The analysis of the material properties demonstrated lower values of maximum tension and elastic modulus for the contaminated groups, indicating impairment to the bone quality of rats that consumed contaminated feed with medium and high doses of 2,4-D, making the bone more susceptible to the fracture. This possibly suggests that the tibias of the contaminated groups presented alterations of cell types, in the composition and organization of bone matrix molecules and in mineral content. Thus, 2,4-D contamination may have promoted osteoblast suppression and increased osteoclast activity per bone tissue area, since there is greater bone volume in the diaphysis of the control group. It is also possible to suggest that the contaminated groups (medium and high concentration) had some impairment in the process of differentiation of mesenchymal osteoprogenitor cells [29]. This hypothesis may be supported by the study by Miyakoshi et al. [30], in which it was verified that material properties are regulated by bone remodeling rate, cellular activity, and oxidative stress.

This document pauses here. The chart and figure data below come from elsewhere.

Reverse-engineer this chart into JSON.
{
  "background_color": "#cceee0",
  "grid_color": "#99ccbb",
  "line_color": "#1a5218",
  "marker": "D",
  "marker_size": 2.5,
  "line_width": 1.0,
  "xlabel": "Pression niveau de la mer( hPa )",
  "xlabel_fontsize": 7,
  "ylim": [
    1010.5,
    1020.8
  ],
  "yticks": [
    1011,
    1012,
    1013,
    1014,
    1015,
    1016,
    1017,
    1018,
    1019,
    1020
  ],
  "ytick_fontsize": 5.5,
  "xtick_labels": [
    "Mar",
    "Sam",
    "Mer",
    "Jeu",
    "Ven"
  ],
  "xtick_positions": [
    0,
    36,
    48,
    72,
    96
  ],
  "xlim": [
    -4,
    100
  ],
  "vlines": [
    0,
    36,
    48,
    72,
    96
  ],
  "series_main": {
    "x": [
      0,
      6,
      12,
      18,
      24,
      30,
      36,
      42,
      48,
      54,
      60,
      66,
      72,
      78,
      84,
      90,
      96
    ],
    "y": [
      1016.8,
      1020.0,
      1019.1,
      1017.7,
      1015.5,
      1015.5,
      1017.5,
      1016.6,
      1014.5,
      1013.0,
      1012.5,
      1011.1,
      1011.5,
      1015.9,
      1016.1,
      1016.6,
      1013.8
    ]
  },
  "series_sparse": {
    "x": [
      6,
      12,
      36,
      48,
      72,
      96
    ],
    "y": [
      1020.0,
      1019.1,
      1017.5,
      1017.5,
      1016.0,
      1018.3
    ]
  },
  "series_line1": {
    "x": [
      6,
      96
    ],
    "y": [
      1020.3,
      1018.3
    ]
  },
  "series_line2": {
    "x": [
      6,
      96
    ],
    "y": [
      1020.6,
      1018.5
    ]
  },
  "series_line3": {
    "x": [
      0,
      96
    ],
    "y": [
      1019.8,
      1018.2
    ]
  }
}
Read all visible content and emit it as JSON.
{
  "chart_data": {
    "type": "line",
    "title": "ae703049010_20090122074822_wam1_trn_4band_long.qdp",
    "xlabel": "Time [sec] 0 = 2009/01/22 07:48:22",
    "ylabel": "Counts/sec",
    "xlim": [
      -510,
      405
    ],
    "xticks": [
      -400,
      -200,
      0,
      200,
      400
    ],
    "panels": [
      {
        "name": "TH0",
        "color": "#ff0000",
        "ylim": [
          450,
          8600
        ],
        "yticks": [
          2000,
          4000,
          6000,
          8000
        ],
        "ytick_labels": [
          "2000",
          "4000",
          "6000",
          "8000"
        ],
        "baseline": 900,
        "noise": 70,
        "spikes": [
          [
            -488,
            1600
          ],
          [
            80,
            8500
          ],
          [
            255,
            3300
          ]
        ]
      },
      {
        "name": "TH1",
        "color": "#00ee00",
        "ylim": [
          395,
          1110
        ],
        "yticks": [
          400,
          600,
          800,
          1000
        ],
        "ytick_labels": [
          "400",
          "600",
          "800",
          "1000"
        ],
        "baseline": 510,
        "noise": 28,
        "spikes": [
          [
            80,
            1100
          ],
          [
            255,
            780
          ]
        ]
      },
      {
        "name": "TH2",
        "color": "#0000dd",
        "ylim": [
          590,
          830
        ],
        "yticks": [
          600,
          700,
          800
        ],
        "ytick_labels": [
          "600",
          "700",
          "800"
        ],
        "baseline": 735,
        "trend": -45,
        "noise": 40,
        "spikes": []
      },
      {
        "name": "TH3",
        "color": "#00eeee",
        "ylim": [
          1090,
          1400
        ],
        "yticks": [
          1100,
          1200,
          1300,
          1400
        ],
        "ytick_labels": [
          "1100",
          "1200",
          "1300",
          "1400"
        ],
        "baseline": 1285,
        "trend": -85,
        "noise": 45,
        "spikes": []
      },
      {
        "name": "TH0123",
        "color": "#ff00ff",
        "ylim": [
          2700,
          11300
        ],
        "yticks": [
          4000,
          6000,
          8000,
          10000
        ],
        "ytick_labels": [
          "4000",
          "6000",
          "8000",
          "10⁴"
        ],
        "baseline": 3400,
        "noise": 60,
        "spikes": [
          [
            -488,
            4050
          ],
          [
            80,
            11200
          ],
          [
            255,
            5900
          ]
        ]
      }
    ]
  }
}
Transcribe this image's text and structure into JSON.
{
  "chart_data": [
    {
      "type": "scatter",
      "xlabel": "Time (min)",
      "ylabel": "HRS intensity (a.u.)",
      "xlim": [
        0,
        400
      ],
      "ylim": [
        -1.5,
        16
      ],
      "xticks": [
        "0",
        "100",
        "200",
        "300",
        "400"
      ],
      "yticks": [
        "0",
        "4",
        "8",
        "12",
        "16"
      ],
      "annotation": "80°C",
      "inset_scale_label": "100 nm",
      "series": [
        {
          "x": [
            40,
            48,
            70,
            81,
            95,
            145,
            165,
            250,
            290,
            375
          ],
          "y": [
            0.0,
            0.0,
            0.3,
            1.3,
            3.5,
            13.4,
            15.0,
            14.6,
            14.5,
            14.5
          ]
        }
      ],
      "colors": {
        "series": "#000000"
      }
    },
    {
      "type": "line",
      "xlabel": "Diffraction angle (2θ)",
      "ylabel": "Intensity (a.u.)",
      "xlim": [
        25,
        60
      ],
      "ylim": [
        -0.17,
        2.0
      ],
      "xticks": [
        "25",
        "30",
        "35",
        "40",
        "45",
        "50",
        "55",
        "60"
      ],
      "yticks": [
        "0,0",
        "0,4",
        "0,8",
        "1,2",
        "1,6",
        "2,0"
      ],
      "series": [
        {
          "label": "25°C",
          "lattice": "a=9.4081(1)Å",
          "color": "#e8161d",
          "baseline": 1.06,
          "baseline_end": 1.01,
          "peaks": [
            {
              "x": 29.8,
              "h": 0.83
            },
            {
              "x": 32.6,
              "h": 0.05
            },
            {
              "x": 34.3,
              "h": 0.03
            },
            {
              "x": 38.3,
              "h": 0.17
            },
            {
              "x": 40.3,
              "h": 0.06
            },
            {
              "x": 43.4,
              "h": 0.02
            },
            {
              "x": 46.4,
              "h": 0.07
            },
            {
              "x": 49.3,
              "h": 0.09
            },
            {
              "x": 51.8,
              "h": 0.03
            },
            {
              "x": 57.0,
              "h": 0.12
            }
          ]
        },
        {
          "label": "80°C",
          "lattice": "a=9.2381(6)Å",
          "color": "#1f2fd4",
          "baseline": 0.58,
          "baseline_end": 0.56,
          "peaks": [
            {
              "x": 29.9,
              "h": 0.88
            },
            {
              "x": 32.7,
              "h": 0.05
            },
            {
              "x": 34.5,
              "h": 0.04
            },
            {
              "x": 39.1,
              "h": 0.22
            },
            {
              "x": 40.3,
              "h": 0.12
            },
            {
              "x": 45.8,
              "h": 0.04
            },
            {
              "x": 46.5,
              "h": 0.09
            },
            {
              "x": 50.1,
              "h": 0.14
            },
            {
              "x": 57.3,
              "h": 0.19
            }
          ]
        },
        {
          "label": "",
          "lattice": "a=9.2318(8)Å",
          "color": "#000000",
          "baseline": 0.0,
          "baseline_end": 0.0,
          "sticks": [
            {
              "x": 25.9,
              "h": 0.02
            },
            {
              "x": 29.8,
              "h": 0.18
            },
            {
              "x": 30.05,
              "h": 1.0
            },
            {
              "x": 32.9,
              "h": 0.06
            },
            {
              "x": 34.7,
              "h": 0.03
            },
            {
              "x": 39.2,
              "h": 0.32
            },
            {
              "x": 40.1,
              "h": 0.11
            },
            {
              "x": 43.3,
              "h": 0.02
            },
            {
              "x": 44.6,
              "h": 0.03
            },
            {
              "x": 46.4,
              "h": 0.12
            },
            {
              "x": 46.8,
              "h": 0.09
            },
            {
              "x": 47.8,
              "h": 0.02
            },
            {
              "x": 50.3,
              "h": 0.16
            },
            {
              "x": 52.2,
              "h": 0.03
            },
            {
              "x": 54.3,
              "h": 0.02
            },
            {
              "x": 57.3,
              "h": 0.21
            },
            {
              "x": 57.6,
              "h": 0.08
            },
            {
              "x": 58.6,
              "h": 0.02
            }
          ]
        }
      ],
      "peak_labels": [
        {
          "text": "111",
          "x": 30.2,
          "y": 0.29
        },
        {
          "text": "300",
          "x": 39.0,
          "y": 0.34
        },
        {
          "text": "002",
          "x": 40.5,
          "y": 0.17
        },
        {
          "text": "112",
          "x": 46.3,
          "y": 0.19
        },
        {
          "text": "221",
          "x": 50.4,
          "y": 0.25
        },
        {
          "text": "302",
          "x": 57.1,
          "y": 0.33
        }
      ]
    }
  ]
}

According to Marouani et al. [27], 2,4-D can cause damage to various body systems. They observed that oral exposure to 2,4-D for 30 days caused a decrease in serum testosterone level, histological changes in the testicles, and a decrease in sperm count. Thus, there is another factor that may have contributed to the impairment of the quality and mechanical resistance of the tibias of the contaminated groups. This other factor would be the level of testosterone found in animals since it is an essential hormone for maintaining bone integrity for both trabecular and cortical bone [31] by preventing osteoblast apoptosis and stimulating osteoclast apoptosis [29]. Another research group from our university found changes related to spermatic quality, such as reduced sperm cell production, reduced progressive motility, and also changes in sperm morphology (Ana Paula Alves Favareto - personal communication). These parameters may have been affected by the change in testosterone levels, but it cannot be stated that its reduction directly caused the changes mentioned.

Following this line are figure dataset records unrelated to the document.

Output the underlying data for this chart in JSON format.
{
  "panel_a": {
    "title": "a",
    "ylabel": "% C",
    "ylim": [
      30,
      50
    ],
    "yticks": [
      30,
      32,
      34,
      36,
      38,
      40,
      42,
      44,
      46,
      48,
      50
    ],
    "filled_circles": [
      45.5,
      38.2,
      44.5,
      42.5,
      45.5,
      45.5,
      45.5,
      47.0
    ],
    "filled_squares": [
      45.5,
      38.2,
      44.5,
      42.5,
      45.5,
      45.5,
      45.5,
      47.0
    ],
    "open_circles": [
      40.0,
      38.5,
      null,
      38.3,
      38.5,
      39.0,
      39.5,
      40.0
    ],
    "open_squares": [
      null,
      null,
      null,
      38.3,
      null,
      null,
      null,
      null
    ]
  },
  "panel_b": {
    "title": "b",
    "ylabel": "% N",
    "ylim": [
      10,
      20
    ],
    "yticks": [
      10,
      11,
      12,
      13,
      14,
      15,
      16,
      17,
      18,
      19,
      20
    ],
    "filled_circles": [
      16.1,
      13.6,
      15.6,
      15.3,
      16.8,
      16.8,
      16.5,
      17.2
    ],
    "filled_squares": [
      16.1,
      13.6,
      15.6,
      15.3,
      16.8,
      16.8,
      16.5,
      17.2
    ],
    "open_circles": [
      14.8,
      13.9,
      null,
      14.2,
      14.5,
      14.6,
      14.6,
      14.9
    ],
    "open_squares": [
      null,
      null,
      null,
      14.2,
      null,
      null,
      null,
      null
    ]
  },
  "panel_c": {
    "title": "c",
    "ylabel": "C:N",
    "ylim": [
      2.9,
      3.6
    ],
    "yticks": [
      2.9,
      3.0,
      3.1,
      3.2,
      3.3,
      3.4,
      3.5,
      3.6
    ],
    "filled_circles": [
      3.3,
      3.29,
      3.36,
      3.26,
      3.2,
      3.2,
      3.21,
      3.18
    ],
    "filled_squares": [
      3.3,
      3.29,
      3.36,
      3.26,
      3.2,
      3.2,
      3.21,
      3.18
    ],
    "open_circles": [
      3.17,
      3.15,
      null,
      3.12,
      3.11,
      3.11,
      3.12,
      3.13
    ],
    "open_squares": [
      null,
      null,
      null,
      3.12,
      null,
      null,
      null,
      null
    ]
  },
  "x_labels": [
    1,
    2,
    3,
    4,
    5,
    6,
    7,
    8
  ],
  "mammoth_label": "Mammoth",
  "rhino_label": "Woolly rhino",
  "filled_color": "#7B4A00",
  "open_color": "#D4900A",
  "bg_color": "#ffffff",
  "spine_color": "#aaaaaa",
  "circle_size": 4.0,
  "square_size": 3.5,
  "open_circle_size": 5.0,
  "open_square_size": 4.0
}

According to Morris and Mandair [21], mechanical properties are related with mineral-to-matrix and carbonate-to-matrix ratios. The mineral-to-matrix (960/1660) ratio “represents the amount of mineral per amount of collagen per volume analyzed” [20]. The animals that consumed contaminated feed with medium and high concentration of 2,4-D demonstrated lower mineral-to-matrix ratios and higher carbonate-to-matrix ratios. This indicates that the herbicide promoted the decrease of the amount of mineralization of bone. However, these groups also demonstrated higher carbonate-to-matrix ratios. This can be attributed to high levels of bone remodeling since this ratio is an indicator of bone turnover, and it also has been associated with increased risk of fracture [21]. Thus, this might explain the lower values found for maximum stress and elastic modulus.

Considering the facts presented and the limitations of this study, such as number of analyses (cell count and hormonal dosage), it can be concluded that the herbicide 2,4-D had deleterious effects on the mechanical properties of tibias from male Wistar rats in the growing process and biological maturation. It should be considered that the amount of 2,4-D to which the organism is exposed may be a crucial factor for bone tissue strength.